In general, an appeal against a rejection decision on a manuscript will only be considered if:

  • the authors can demonstrate that an error that determined the final decision has been made - by a referee or the Editors - during review or
  • if important additional data can be provided or
  • if a convincing case of bias in the process can be demonstrated

Authors who wish to appeal an editorial decision should submit a formal letter of appeal to the journal by contacting the journal editorial office. Include the manuscript tracking number in the email subject line and the appeal letter. Most BBASR journals use an appeal and will not consider an appeal without it.

If appeals are successful, then authors will be given instructions on how to proceed. If an appeal merits further consideration, the Editor may send the authors' response and the revised paper out for further peer review.

For all other feedback and complaints, please check individual journal’s ‘About’ pages for more information.

Complaints

Complaints about our processes or about publication ethics will in the first instance be handled by the Editor responsible for the journal. If the Editor is the subject of the complaint, please approach the editorial and publishing management team by email to editor@bbasr.org.  

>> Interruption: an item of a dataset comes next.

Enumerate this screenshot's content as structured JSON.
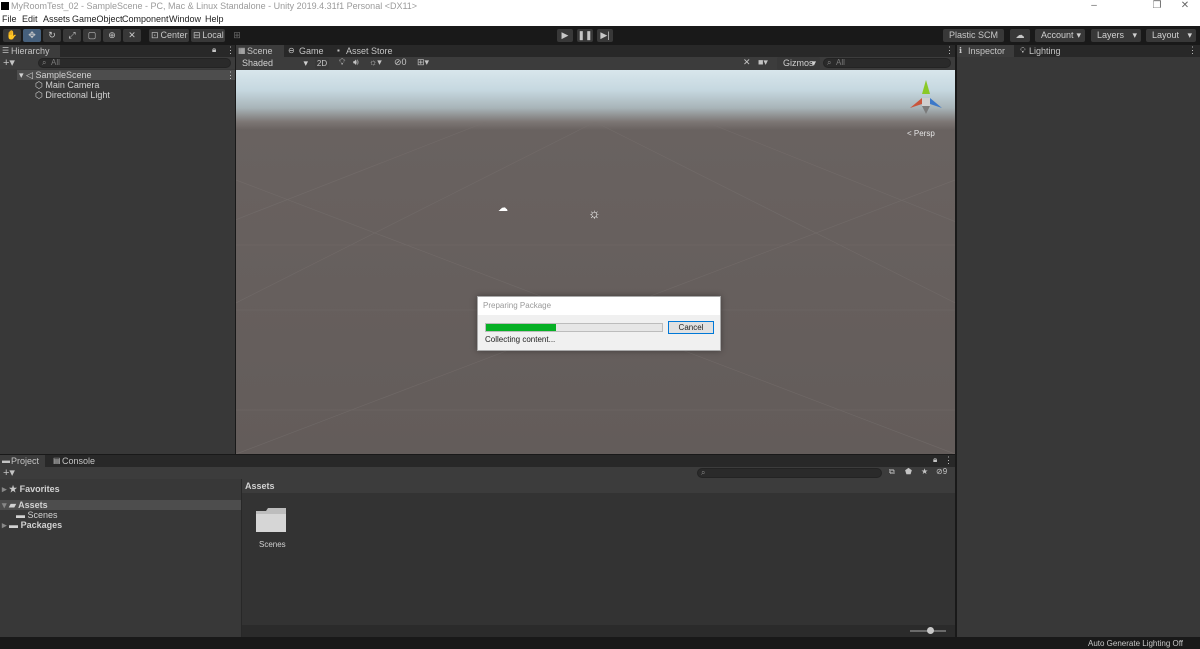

For complaints about processes, such as time taken for review, the Editor will review and respond to the complainant's concerns. This feedback will be provided to relevant stakeholders to guide improvements to processes and procedures.

For complaints about publication ethics or scientific content, the Editor will follow guidelines published by the Committee on Publication Ethics. The Editor may request advice from the Medeye Publishers Research Integrity Group on difficult or complicated cases. The Editor then decides on a course of action and provides feedback to the complainant. 

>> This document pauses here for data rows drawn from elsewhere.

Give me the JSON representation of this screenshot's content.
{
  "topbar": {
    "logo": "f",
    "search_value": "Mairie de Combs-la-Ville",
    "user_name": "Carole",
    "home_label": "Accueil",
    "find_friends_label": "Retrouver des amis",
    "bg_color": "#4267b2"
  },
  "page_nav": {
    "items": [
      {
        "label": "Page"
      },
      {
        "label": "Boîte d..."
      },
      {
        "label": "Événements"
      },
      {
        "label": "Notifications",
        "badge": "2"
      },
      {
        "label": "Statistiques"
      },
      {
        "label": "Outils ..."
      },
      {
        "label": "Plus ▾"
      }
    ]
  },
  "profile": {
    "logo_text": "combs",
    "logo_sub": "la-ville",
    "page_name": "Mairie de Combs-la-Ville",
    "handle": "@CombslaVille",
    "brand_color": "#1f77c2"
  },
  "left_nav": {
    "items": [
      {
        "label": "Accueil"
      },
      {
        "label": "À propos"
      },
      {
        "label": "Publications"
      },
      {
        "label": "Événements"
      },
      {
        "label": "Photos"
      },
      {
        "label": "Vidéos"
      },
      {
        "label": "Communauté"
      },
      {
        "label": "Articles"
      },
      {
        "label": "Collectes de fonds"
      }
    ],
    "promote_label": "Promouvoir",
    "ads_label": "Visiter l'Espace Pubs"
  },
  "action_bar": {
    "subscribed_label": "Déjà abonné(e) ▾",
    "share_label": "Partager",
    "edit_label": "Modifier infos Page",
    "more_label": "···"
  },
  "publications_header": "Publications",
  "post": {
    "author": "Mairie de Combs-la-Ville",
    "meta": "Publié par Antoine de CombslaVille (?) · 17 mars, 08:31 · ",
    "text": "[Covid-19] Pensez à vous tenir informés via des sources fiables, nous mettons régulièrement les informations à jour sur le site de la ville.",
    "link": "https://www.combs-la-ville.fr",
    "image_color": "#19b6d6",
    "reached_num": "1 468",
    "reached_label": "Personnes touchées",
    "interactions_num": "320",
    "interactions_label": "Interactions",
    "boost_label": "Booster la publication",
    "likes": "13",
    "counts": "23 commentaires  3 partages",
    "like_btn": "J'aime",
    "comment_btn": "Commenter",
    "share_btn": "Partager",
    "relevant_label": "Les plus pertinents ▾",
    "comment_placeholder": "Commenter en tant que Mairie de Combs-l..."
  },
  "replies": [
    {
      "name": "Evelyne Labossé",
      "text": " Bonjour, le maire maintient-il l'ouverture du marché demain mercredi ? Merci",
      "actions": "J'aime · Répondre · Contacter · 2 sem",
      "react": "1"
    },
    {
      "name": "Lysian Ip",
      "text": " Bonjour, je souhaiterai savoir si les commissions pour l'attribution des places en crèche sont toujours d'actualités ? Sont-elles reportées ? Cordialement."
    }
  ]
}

If the complainant remains dissatisfied with the handling of their complaint, it will be escalated to the journal's editorial and publishing management team for investigation. If no publishing contact is identified send the query to ethics.reporting@springernature.com 

Collections and Special Issues

All manuscripts submitted to BBASR Journal Collections or Special Issues are assessed according to the journal’s standard editorial criteria and are subject to all of the standard Editorial Policies, including the Competing Interests policy. The content of the submission will also be assessed to ensure it lies within the scope of the Collection or Special Issue.

All submissions that meet the journal’s criteria for peer review will undergo the journal’s standard peer review process. Please visit the journal’s website for information on the review process used. The peer review of any submissions for which the Editors of the Collection or Special Issue, have competing interests is handled by another Editor, who has no competing interests, to ensure the evaluation of these submissions is objective.